La Commission électorale centrale dans le viseur

Qui plus est, les contrôleurs de l'État ont coutume d'examiner le fonctionnement de la Commission électorale centrale. Il ne faut pas une imagination débordante pour redouter un rapport de contrôle qui mettrait en cause les activités de la Commission et contribuerait ainsi à une campagne de délégitimation si les résultats électoraux s'avéraient défavorables à la coalition de Netanyahou. Exemple : dans les couloirs du bureau du contrôleur de l'État, nombreux sont ceux qui soupçonnent un motif inavoué derrière le rapport de contrôle intitulé « Aspects de la gestion du capital humain au sein de la Commission électorale de la Knesset », publié en mai 2025 et portant notamment sur la durée du mandat de la directrice générale de la Commission, Me Orly Ades (rapport qui a contribué à sa démission) — se demandant si ce rapport ne visait pas aussi à porter atteinte à la légitimité de la Commission.

Le médiateur des plaintes : un rôle oublié mais décisif

Nombreux sont ceux qui ont oublié, en particulier au cours du mandat actuel, que le contrôleur de l'État est également le « médiateur des plaintes du public ». En cette qualité, sa mission la plus importante est l'octroi d'ordonnances de protection aux lanceurs d'alerte contre la corruption.

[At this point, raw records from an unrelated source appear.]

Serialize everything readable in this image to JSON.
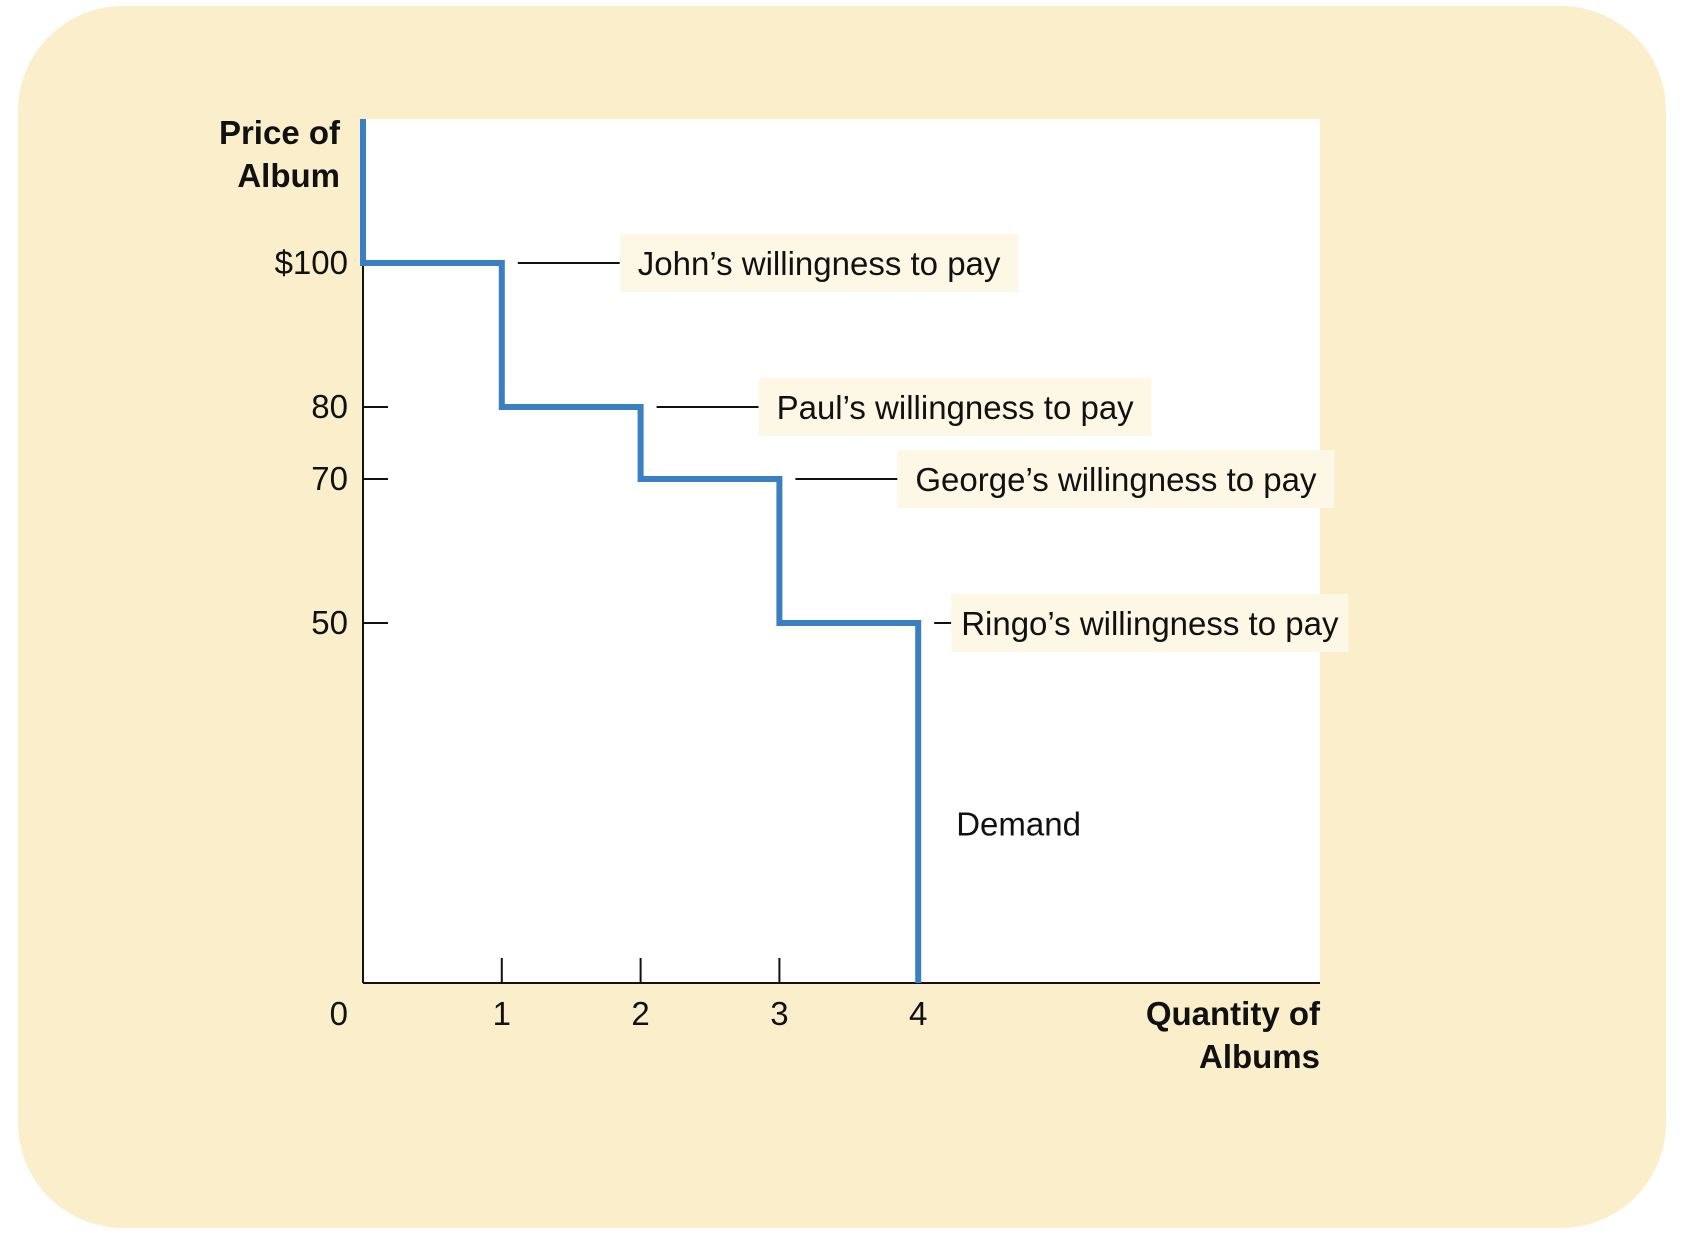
{
  "chart_data": {
    "type": "line",
    "step": true,
    "title": "",
    "xlabel": [
      "Quantity of",
      "Albums"
    ],
    "ylabel": [
      "Price of",
      "Album"
    ],
    "origin_label": "0",
    "x_ticks": [
      {
        "value": 1,
        "label": "1"
      },
      {
        "value": 2,
        "label": "2"
      },
      {
        "value": 3,
        "label": "3"
      },
      {
        "value": 4,
        "label": "4"
      }
    ],
    "y_ticks": [
      {
        "value": 100,
        "label": "$100"
      },
      {
        "value": 80,
        "label": "80"
      },
      {
        "value": 70,
        "label": "70"
      },
      {
        "value": 50,
        "label": "50"
      }
    ],
    "xlim": [
      0,
      6.9
    ],
    "ylim": [
      0,
      120
    ],
    "series": [
      {
        "name": "Demand",
        "color": "#3a7fc1",
        "points": [
          [
            0,
            120
          ],
          [
            0,
            100
          ],
          [
            1,
            100
          ],
          [
            1,
            80
          ],
          [
            2,
            80
          ],
          [
            2,
            70
          ],
          [
            3,
            70
          ],
          [
            3,
            50
          ],
          [
            4,
            50
          ],
          [
            4,
            0
          ]
        ]
      }
    ],
    "annotations": [
      {
        "text": "John’s willingness to pay",
        "x": 1,
        "y": 100
      },
      {
        "text": "Paul’s willingness to pay",
        "x": 2,
        "y": 80
      },
      {
        "text": "George’s willingness to pay",
        "x": 3,
        "y": 70
      },
      {
        "text": "Ringo’s willingness to pay",
        "x": 4,
        "y": 50
      }
    ],
    "curve_label": {
      "text": "Demand",
      "x": 4,
      "y": 22
    },
    "colors": {
      "background": "#faeecb",
      "plot": "#ffffff",
      "line": "#3a7fc1",
      "label_box": "#fdf7e6"
    }
  }
}
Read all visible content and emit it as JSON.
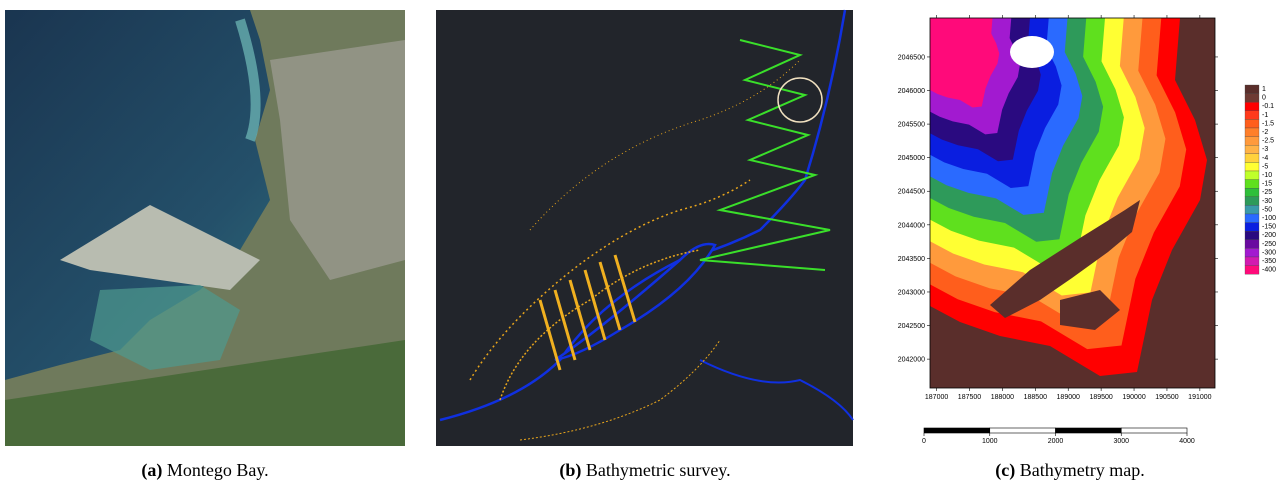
{
  "panels": [
    {
      "label": "(a)",
      "caption": "Montego Bay."
    },
    {
      "label": "(b)",
      "caption": "Bathymetric survey."
    },
    {
      "label": "(c)",
      "caption": "Bathymetry map."
    }
  ],
  "map": {
    "xlim": [
      186900,
      191230
    ],
    "ylim": [
      2041570,
      2047080
    ],
    "xticks": [
      187000,
      187500,
      188000,
      188500,
      189000,
      189500,
      190000,
      190500,
      191000
    ],
    "yticks": [
      2042000,
      2042500,
      2043000,
      2043500,
      2044000,
      2044500,
      2045000,
      2045500,
      2046000,
      2046500
    ],
    "legend": [
      {
        "label": "1",
        "color": "#5a2e2b"
      },
      {
        "label": "0",
        "color": "#6e3a33"
      },
      {
        "label": "-0.1",
        "color": "#ff0000"
      },
      {
        "label": "-1",
        "color": "#ff3a1c"
      },
      {
        "label": "-1.5",
        "color": "#ff5e1c"
      },
      {
        "label": "-2",
        "color": "#ff7f2a"
      },
      {
        "label": "-2.5",
        "color": "#ff9a3c"
      },
      {
        "label": "-3",
        "color": "#ffb347"
      },
      {
        "label": "-4",
        "color": "#ffd23c"
      },
      {
        "label": "-5",
        "color": "#ffff33"
      },
      {
        "label": "-10",
        "color": "#bfff2a"
      },
      {
        "label": "-15",
        "color": "#5fe01e"
      },
      {
        "label": "-25",
        "color": "#2fbf3a"
      },
      {
        "label": "-30",
        "color": "#2e9a5a"
      },
      {
        "label": "-50",
        "color": "#3a9aaa"
      },
      {
        "label": "-100",
        "color": "#2a6aff"
      },
      {
        "label": "-150",
        "color": "#0a1ee0"
      },
      {
        "label": "-200",
        "color": "#2a0a80"
      },
      {
        "label": "-250",
        "color": "#6a0aa0"
      },
      {
        "label": "-300",
        "color": "#a21ad0"
      },
      {
        "label": "-350",
        "color": "#d21ab0"
      },
      {
        "label": "-400",
        "color": "#ff0a7a"
      }
    ],
    "scalebar": [
      0,
      1000,
      2000,
      3000,
      4000
    ]
  }
}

Il est difficile d'imaginer qu'un dénonciateur de faits de corruption dans l'entourage personnel ou politique de Netanyahou se voit accorder une ordonnance de protection par un médiateur aussi proche de lui.

Une institution à la limite de l'effondrement

Le prochain contrôleur prendra la tête d'une institution épuisée par l'ère Englman, qui a perdu son prestige et sa stature professionnelle. Un mandat supplémentaire dans la veine d'Englman — voire le surpassant — conduirait le bureau du contrôleur de l'État au bord de l'extinction.

Dans une série de déclarations récentes, Naftali Bennett a adressé des avertissements aux agents et fonctionnaires publics, les prévenant que des conclusions seraient tirées à leur encontre s'il s'avérait qu'ils n'agissaient pas de façon institutionnelle. Cette menace est toutefois sans portée à l'égard du contrôleur de l'État : la loi exige le soutien de quatre-vingt-dix députés pour destituer un contrôleur de son poste. Il n'est pas envisageable qu'une telle majorité soit réunie.

À l'attention des membres de la Knesset, au moment où ils voteront derrière le rideau.

Shlomo Raz, ancien porte-parole du bureau du contrôleur de l'État (2007-2019), journaliste de formation.